They say that time waits for no man. The most it does is look back at you and you feel as though you have been left behind again. I look back on my life and I have to be honest, there are times I wish that I had done things differently. My kids are grown and for the most part are a joy to have around me. There is one area that maybe I should have done a long time ago.
You read about gays coming out and all that, how it was such a big thing to do, never realising that coming out as a spanko is just as traumatic. I never in my wildest dreams could have imagined how difficult it is. Only within the spanking community does one find understanding let alone acceptance. I tried, naively to get my best friend to understand how I feel, what kicked this off, she wanted to know. I tried to explain, telling her about the dream I had in which she took me to a place called Spankland. Spankland for those non spanko's, the place all naughty boys and girls go when ever their tails are getting aquainted with either a hand, a slipper, a paddle, a hair brush , a strap, belt or cane. Prolonged exposure to any of the above leads the one being spanked to spend time in spankland , wishing they had never done whatever it was they had done to cause their partner, wife, husband or top to punish them.
You may ask what is it that fascinates me about spanking. They argue that it cannot possibly be pleasant getting your backside turned red, or black and blue. I suppose that ever since I was a young teenager I have always been fascinated with mom's and have always had this need or desire to be like a little boy around a mother.
Strong women are a distinct turn on, Sometimes they scare me, why I don't really know. but they do. I think the first one to turn on my fascination was Celestina, my older sister. She was more of a mother to me than a big sister, being 9 years older than me meant she was a grown woman, I was still a little kid. She on more than one occasion took me to spankland and kept me there for many long minutes. I read a story the other day about a kid who got a pants down, over the knee spanking from his piano teacher, in all likelihood his first ever. He wrote and i quote "She had me begging for her to stop real soon, but she was a mama, and I was getting a Mama spanking from this lady. A 'teacher' spanking is a few swats and behave yourself. A Mama spanking is a whole different thing altogether. A Mama spanking takes a boy to the heights of spankland, where nothing exists but his butt and his mama's hair brush. All the pride of how big a man he is has long since vanished. All his shame in bawling like a little child is long forgotten. The sound of the cracking with each lick of her hair brush mingles with is own squalling and begging for mercy so that they become one in his mind. And even his pleas have long since become one long blubbering, incoherent to the point that only he and Mama understand what he's begging for.
But, being Mama, she is deaf to those pleas and squalls. She is not out to simply remind him of where he is and that he should behave. Her objective is to make it Real clear to him that he will Never behave like that again without being subject to the worst nightmare of his young life...again."

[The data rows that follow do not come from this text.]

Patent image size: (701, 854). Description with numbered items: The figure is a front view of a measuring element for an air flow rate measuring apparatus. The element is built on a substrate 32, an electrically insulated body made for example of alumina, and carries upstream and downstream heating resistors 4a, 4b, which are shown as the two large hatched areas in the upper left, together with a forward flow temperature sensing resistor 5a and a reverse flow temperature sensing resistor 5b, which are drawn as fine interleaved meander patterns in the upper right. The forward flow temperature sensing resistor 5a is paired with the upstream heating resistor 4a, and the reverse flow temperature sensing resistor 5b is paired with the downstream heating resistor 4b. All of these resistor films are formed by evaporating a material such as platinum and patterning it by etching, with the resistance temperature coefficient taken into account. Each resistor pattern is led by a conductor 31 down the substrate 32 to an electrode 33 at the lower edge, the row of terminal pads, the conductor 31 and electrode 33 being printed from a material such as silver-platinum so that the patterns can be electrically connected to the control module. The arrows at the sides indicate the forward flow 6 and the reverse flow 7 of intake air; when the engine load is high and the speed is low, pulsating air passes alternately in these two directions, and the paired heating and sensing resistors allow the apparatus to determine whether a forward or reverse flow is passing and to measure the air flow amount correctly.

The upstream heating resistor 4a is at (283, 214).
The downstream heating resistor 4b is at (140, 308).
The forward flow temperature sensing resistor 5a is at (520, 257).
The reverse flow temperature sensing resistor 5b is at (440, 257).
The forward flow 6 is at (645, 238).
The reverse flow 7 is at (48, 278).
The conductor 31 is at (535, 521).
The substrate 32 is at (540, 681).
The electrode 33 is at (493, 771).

It struck me that these were the type of spankings I got as a child from Celestina. She would take me , pull down my shorts and wallop me until she thought that I had learned the lesson she was teaching me. If I demonstrated that I had not learned the lesson she kept right on spanking. Sometimes she felt the need to reinforce the lesson, she would then take a switch , usually a willow tree or quince tree branch and use that to enforce the lesson. I was a slow learner, or was that just plain naughty,
Now regarding spankland, it is not my favourite place to be, but at this moment it is probably the place I need to be the most. Having said that , it is more than likely a place I would not be seeing in the future either distant or close as I am having difficulty finding someone to take me there.